A Brief History of The Rise of Interactive Media
Whether watching television, a mime on the street or looking at a painting in a museum, the consumption of art is usually a fairly passive experience.
However, technological advances in mobile communication focused on improving the user interface and user experience, have given us a more engaging and interactive media: a media with the ability to sense and provide sensation. These days, when we receive a message on our beeping, vibrating, phones, we have both an auditory and a “textual” experience.
Technological advances that facilitate a more natural interaction between us and our smart phones or tablets, informs much of our media experiences: from touch screens used in restaurants, factories, and hospitals, to those used in airplanes, automobiles, gaming, machine control systems, appliances, and other handheld display devices.
The first multi-touch tablet, using the more practical capacitance sensing rather bulky optical sensors, was developed in 1985 by Bill Buxton and the Input Research Group at the University of Toronto, but until very recently the cost of production was prohibitive.
In 2005 Apple acquired Fingerworks a company that had been developing various gesturing and multi-touch technologies in the early 2000s. Finally, in 2007 multi-touch technology became mainstream when the iPhone hit the market.
Advances in smartphones such as voice activation, camera autofocus, gyroscopic sensors, and GPS are all regular features of many of our multimedia experiences. For advertisers competing for our attention, signs that sense or cause a sensation can only make sense.

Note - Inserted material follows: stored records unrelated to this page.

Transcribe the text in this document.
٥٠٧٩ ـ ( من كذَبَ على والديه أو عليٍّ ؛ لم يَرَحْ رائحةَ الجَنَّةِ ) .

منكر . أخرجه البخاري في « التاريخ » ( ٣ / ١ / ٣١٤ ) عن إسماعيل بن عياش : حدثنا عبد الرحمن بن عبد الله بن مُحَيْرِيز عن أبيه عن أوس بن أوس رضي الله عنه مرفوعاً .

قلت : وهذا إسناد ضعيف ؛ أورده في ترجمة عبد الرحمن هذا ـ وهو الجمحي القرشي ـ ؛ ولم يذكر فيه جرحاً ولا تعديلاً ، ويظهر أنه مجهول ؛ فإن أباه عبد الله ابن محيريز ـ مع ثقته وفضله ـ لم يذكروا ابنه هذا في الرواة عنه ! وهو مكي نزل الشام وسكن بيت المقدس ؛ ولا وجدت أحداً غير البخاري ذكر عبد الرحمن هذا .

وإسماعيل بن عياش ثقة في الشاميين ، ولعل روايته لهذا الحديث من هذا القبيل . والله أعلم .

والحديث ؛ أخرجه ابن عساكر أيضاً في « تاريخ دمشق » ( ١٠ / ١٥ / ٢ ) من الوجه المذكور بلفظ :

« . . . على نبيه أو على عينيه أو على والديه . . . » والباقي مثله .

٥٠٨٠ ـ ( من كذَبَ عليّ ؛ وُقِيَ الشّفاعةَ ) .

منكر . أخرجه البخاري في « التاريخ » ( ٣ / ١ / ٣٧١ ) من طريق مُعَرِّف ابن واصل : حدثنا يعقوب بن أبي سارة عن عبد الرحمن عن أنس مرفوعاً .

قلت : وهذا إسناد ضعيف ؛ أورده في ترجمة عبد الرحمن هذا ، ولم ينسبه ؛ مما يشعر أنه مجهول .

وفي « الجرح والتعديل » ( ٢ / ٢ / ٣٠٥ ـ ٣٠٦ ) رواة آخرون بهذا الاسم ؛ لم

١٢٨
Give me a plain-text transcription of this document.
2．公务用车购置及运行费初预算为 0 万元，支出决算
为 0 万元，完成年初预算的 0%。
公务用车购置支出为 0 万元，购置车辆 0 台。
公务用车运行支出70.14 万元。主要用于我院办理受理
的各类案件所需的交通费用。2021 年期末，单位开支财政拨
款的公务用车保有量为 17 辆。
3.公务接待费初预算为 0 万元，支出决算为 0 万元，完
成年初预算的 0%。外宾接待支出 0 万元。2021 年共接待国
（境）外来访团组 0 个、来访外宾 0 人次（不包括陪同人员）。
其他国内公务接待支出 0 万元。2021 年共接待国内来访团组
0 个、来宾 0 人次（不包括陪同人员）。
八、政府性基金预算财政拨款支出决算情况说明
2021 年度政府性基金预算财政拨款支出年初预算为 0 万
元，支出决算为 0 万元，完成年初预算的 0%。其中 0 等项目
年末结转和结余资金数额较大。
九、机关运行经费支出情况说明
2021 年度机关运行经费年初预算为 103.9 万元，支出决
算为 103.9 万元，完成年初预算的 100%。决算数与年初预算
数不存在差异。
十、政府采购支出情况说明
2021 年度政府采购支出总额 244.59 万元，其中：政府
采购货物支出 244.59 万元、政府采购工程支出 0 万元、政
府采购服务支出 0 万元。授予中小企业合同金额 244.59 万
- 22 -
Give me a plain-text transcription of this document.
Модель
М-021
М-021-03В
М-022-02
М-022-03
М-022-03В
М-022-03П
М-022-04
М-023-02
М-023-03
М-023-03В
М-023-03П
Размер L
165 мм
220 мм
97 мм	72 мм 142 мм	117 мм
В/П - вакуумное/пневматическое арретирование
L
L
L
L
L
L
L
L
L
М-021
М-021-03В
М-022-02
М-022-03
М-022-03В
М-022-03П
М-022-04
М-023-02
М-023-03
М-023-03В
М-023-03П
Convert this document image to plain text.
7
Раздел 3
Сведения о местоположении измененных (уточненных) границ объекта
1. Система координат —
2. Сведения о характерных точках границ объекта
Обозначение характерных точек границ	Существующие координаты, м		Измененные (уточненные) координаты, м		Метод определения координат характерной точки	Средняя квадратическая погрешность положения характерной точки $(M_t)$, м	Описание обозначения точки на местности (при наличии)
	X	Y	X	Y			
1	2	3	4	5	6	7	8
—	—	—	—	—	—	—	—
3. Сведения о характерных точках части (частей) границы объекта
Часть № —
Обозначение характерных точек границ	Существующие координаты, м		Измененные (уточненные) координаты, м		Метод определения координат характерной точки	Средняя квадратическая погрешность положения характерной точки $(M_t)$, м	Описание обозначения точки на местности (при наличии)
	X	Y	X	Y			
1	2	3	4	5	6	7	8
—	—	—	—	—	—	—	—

Inside this sign are sensors that trigger a recording of a woman with her hair being blown whenever a train approaches the station.
With interactive media, Advertisers, have an increasingly wider spectrum of tools with which to create an emotional connection between their target audience and the message.
As these tools become easier to use, many traditionally passive media experiences are becoming more active. An example might be movie theatres that have gone from 3D to “4D” with “active seating”. Disturbingly, some even have an active scent!
I’m sure there’ll be plenty of bad movies that try to boost ticket sales by relying on innovation as a gimmick, but there’s no substitution for creativity. This is especially true for advertisements because, not only have we not paid for a ticket to go and watch them, they’re so ubiquitous that we’ve become blind to most of them.